Sendo assim, vemos que há clara possibilidade de modificação da sistemática de custeio dos planos assistenciais da GEAP, desde que embasadas em estudos atuariais que demonstrem a necessidade de reequilíbrio econômicofinanceiro da fundação, para evitar a sua insolvência.

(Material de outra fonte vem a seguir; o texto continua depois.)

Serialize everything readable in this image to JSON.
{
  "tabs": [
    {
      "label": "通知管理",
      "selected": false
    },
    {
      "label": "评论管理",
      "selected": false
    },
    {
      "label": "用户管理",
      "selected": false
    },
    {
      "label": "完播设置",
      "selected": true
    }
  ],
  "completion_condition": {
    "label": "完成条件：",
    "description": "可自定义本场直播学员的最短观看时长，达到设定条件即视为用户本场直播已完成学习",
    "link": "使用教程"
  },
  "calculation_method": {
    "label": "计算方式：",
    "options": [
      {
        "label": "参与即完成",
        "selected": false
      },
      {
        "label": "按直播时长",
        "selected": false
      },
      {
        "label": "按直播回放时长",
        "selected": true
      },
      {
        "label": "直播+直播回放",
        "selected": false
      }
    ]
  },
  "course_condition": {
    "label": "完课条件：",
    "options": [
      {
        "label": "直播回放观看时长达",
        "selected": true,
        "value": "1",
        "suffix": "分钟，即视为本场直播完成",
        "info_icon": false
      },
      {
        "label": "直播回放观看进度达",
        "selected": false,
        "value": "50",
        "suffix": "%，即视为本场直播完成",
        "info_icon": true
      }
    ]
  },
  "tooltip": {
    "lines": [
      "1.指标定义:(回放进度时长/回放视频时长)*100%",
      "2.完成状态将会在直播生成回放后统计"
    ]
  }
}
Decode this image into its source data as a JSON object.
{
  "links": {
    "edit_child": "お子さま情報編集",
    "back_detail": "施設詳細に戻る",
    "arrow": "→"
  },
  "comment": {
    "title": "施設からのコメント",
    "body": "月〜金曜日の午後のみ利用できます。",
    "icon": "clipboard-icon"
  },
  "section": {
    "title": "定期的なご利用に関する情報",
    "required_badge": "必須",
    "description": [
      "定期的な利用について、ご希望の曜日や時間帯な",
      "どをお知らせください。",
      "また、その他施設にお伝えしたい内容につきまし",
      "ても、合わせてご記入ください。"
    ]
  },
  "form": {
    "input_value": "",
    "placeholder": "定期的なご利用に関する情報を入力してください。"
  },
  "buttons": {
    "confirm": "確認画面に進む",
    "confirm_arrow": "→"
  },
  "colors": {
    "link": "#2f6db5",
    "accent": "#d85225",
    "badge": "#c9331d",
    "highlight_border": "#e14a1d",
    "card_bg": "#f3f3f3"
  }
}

No presente caso, a GEAP esclareceu que"a matéria - plano de custeio para o exercício 2009 - restou discutida amplamente nas reuniões de outubro e novembro de 2008, inclusive com sugestão de Conselheiros (indicados e eleitos de vários patrocinadores) que para a Diretoria Executiva elaborasse novos cenários, com a respectiva avaliação atuarial, tendo o colegiado máximo optado por UM dos NOVE cenários apresentados por ocasião das NOTAS TÉCNICAS GEAP/DIREX nos 060 e 061, de 2008."
Observe-se que a referida alegação restou comprovada pelo documento juntado no evento 18 do trâmite de primeiro grau,"OUT19", p. 45-106, e"OUT20", p. 01-35.
Desse modo, infere-se dos autos que a alteração da sistemática contributiva provocada pela Resolução GEAP/CONDEL nº 418/2008 foi promovida de acordo com as devidas formalidades legais, através do Conselho Deliberativo competente, tendo sido embasada em critérios atuariais, que visam resguardar o equilíbrio econômico-financeiro do plano, motivo pelo que não se verifica qualquer irregularidade no tocante à Resolução em tela.
Outrossim, ao contrário do que alega o sindicato-autor, a mudança do sistema contributivo decorrente do ato normativo em tela não fere, por si só, o princípio da solidariedade - basilar dos sistemas de seguridade social como o da GEAP - na medida em que, como mencionado, se fez necessária para a manutenção do equilíbrio econômico, atuarial e financeiro da própria Fundação, para o que todos os seus contribuintes devem concorrer, sobretudo em atenção ao referido princípio da solidariedade.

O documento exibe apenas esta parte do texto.